Step-by-step instructions

Follow these cues to master proper technique and stay safe through every rep.

  1. Step 1Setup
    • Attach a cable handle to a low pulley on a cable machine.
    • Kneel next to the machine, ensuring that the cable is positioned at your side.
  2. Step 2Position Yourself
    • Kneel on the floor with one knee on the ground and the other foot flat on the floor for stability.

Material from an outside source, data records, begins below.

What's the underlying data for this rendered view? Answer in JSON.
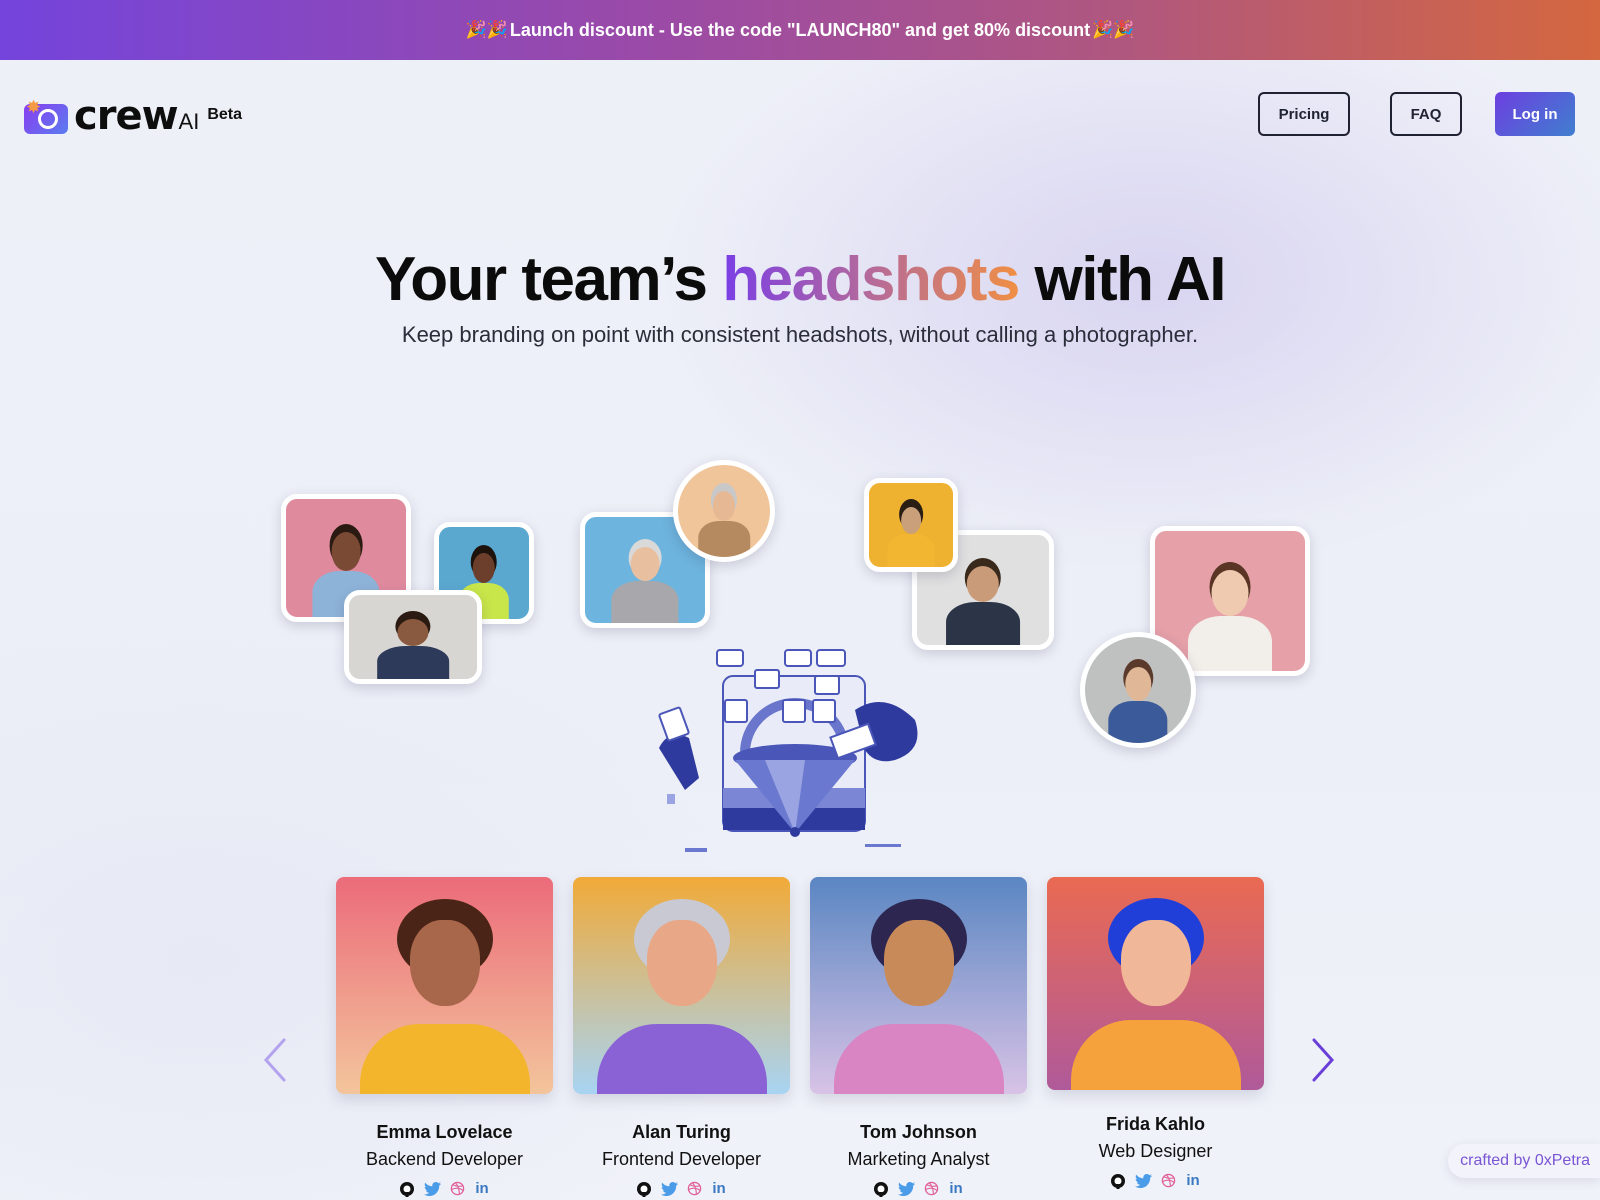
{
  "banner": {
    "emoji_left": "🎉🎉",
    "text": "Launch discount - Use the code \"LAUNCH80\" and get 80% discount",
    "emoji_right": "🎉🎉"
  },
  "header": {
    "logo_word": "crew",
    "logo_suffix": "AI",
    "logo_badge": "Beta",
    "nav": {
      "pricing": "Pricing",
      "faq": "FAQ",
      "login": "Log in"
    }
  },
  "hero": {
    "title_before": "Your team’s ",
    "title_highlight": "headshots",
    "title_after": " with AI",
    "subtitle": "Keep branding on point with consistent headshots, without calling a photographer."
  },
  "collage": {
    "photos": [
      {
        "label": "woman-laughing-pink",
        "bg": "#e08a9e",
        "skin": "#7a4a35",
        "hair": "#2b1a12",
        "top": "#8eb3d8"
      },
      {
        "label": "woman-smiling-blue",
        "bg": "#5aa8d0",
        "skin": "#6b3f2b",
        "hair": "#1d120c",
        "top": "#c8e64a"
      },
      {
        "label": "woman-reading-floor",
        "bg": "#d8d6d2",
        "skin": "#8a5a40",
        "hair": "#2a1a12",
        "top": "#2d3a5a"
      },
      {
        "label": "older-man-phone",
        "bg": "#6db4de",
        "skin": "#e8c0a0",
        "hair": "#d9d9d9",
        "top": "#a8a8ac"
      },
      {
        "label": "older-man-pointing",
        "bg": "#f1c59a",
        "skin": "#e6b894",
        "hair": "#c8c8c8",
        "top": "#b58a60"
      },
      {
        "label": "man-yellow-shirt",
        "bg": "#eeb230",
        "skin": "#caa07a",
        "hair": "#2a1d14",
        "top": "#f3b630"
      },
      {
        "label": "man-shrugging",
        "bg": "#e0e0e0",
        "skin": "#c99b78",
        "hair": "#3a2a1c",
        "top": "#2c3548"
      },
      {
        "label": "woman-pointing-pink",
        "bg": "#e5a0a8",
        "skin": "#efcab0",
        "hair": "#5a3424",
        "top": "#f2efea"
      },
      {
        "label": "woman-studying-couch",
        "bg": "#bfc0c0",
        "skin": "#e0b898",
        "hair": "#5a3a2a",
        "top": "#3b5a9a"
      }
    ]
  },
  "team": {
    "members": [
      {
        "name": "Emma Lovelace",
        "role": "Backend Developer",
        "bg_top": "#ec6b7a",
        "bg_bottom": "#f3c59c",
        "skin": "#a8674a",
        "hair": "#4a2416",
        "top": "#f2b52c"
      },
      {
        "name": "Alan Turing",
        "role": "Frontend Developer",
        "bg_top": "#f1aa38",
        "bg_bottom": "#a8d4f3",
        "skin": "#e8a888",
        "hair": "#c9c9d4",
        "top": "#8b62d6"
      },
      {
        "name": "Tom Johnson",
        "role": "Marketing Analyst",
        "bg_top": "#5a86c2",
        "bg_bottom": "#d8c3e6",
        "skin": "#c98a5a",
        "hair": "#2d2650",
        "top": "#d985c4"
      },
      {
        "name": "Frida Kahlo",
        "role": "Web Designer",
        "bg_top": "#ea6a52",
        "bg_bottom": "#b05a9a",
        "skin": "#f0b898",
        "hair": "#1f3fd8",
        "top": "#f5a23c"
      }
    ],
    "social_icons": [
      "github-icon",
      "twitter-icon",
      "dribbble-icon",
      "linkedin-icon"
    ],
    "social_glyphs": {
      "linkedin": "in"
    }
  },
  "carousel": {
    "prev_icon": "chevron-left-icon",
    "next_icon": "chevron-right-icon"
  },
  "footer": {
    "crafted": "crafted by 0xPetra"
  },
  "colors": {
    "brand_purple": "#7444dc",
    "brand_orange": "#d4673f",
    "login_gradient_start": "#6d3fe0",
    "login_gradient_end": "#3f7fcf",
    "twitter": "#4a9be8",
    "dribbble": "#e0609a",
    "linkedin": "#3a78c2",
    "arrow": "#6a3fd8"
  }
}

    • Grab the cable handle with the hand closest to the machine, keeping your other hand on your hip or behind your head.
  3. Step 3Engage Your Core
    • Tighten your core muscles to stabilize your body throughout the movement.
    • Keep your back straight and avoid leaning forward or backward.
  4. Step 4Perform the Crunch
    • Pull the cable handle down towards your hip while bending your torso to the side, engaging your oblique muscles.
    • Focus on using your core to perform the movement rather than pulling with your arm.
  5. Step 5Return to Starting Position
    • Slowly return to the starting position by allowing the cable to pull you back up while maintaining control.
    • Keep your movements smooth and avoid using momentum.
  6. Step 6Repeat
    • Perform the desired number of repetitions on one side before switching to the other side.
    • Ensure that you maintain proper form throughout each repetition.
  7. Step 7Finish the Exercise
    • After completing your sets, carefully release the cable handle and stand up.
    • Make sure to maintain good posture as you finish the exercise.